3-D printer builds miniature organs

The human body could represent the next frontier of 3-D printing, based on work at Wake Forest Baptist Medical Center's Institute for Regenerative Medicine. That organization is leading a $24 million project funded by Space and Naval Warfare Systems Center, Pacific (SSC Pacific), on behalf of Defense Threat Reduction Agency (DTRA). The goal is to develop a “body on a chip” that will be used to develop countermeasures to biological threats such as Sarin, Ricin, and the Ebola virus.

Writing in National Journal, Sophie Novack describes the project as “…so overloaded with sci-fiesque elements that if it were a movie, you might question the screenwriter's credibility.”

But there is no screenwriter for this project—just researchers who will build a miniaturized system of human organs to model the body's response to harmful agents and develop potential therapies.
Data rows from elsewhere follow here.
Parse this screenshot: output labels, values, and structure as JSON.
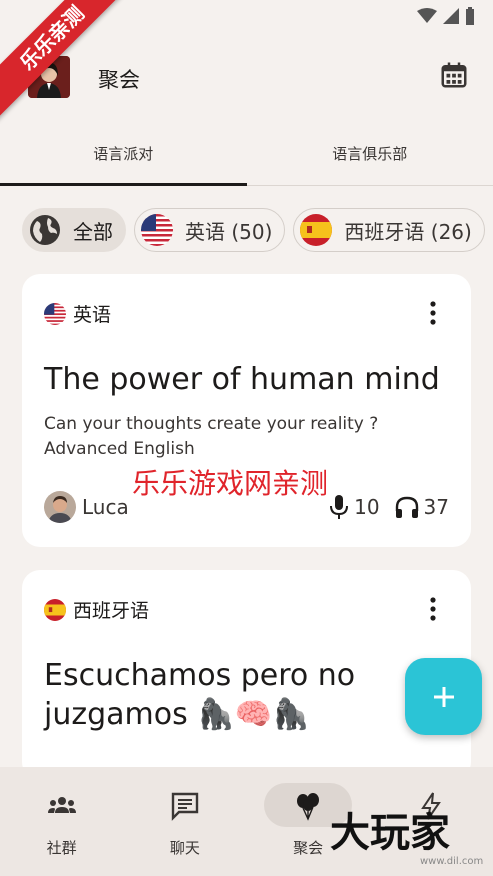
{
  "ribbon": {
    "text": "乐乐亲测"
  },
  "header": {
    "title": "聚会"
  },
  "tabs": [
    {
      "label": "语言派对"
    },
    {
      "label": "语言俱乐部"
    }
  ],
  "filters": [
    {
      "label": "全部",
      "icon": "globe-icon"
    },
    {
      "label": "英语 (50)",
      "icon": "us-flag-icon"
    },
    {
      "label": "西班牙语 (26)",
      "icon": "spain-flag-icon"
    }
  ],
  "cards": [
    {
      "language": "英语",
      "title": "The power of human mind",
      "description_line1": "Can your thoughts  create your reality ?",
      "description_line2": "Advanced English",
      "host": "Luca",
      "speakers": "10",
      "listeners": "37"
    },
    {
      "language": "西班牙语",
      "title_line1": "Escuchamos pero no",
      "title_line2": "juzgamos 🦍🧠🦍"
    }
  ],
  "watermark": "乐乐游戏网亲测",
  "nav": [
    {
      "label": "社群",
      "icon": "community-icon"
    },
    {
      "label": "聊天",
      "icon": "chat-icon"
    },
    {
      "label": "聚会",
      "icon": "balloons-icon"
    },
    {
      "label": "",
      "icon": "bolt-icon"
    }
  ],
  "bottom_watermark": {
    "text": "大玩家",
    "url": "www.dil.com"
  },
  "colors": {
    "accent": "#2bc4d6",
    "background": "#f5f1ee",
    "card": "#ffffff",
    "watermark": "#e0242b"
  }
}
“Miniature lab-engineered, organ-like hearts, lungs, livers and blood vessels—linked together with a circulating blood substitute—will be used both to predict the effects of chemical and biologic agents and to test the effectiveness of potential treatments,” said Anthony Atala, M.D., institute director and lead investigator on the project, last fall when the project was announced. “We are fortunate to have experts from around the country join us on this effort.”

“If successful, the platforms established under the eX Vivo Capabilities for Evaluation and Licensure (X.C.E.L.) program would significantly decrease the time and cost needed to develop medical countermeasures which would have a direct and positive effect on the ability of the United States government to respond to a chemical or biological attack,” added Dr. Clint Florence, acting branch chief of vaccines within the Translational Medical Division at DTRA. “A long-term goal of this research is to explore the potential for this technology to reduce the overall burden of in vivo testing in the development and management of products for human use by accurately predicting human safety, efficacy, and pharmacokinetics of candidate Medical Countermeasures (MCMs).”

The project employs micro-tissue engineering and microfluidics technologies to create tiny organ-like structures on a 2-inch chip along with fluid channels and sensors using a 3-D printer. The structures will mimic the function of the heart, liver, lung, and blood vessels.

Novack at National Journal quotes Sang Jin Lee, a coinvestigator on the project, as saying of the printer, “It's like with an inkjet printer, where you have different colors. Here we have different nozzles and different materials and cells.”

Wake Forest Baptist's 3-D printer is just one of the technologies to be applied in the program. In addition, Brigham and Women's Hospital, Boston, will contribute micro- and nanoscale bioengineering devices for controlling cellular behavior; the University of Michigan will provide microscale models of the body and biomolecular devices and technologies for high-throughput drug testing; the U.S. Army Edgewood Chemical Biological Center will conduct chemical warfare agent research, development, engineering, and testing; Morgan State University will perform laboratory testing of cell cultures to identify the ideal blood surrogate; and The Johns Hopkins Bloomberg School of Public Health will provide toxicity testing and identification.

As Novack in National Journal put it, “The ultimate goal of bioprinting is to create large, functional, implantable organs that will address the growing gap between viable organ supply and demand for transplants.”

She writes that patients on transplant wait lists grow rapidly but the number of transplants hasn't. She quotes Atala as saying, “This is really what drives us to do this. Everything builds on the next step.”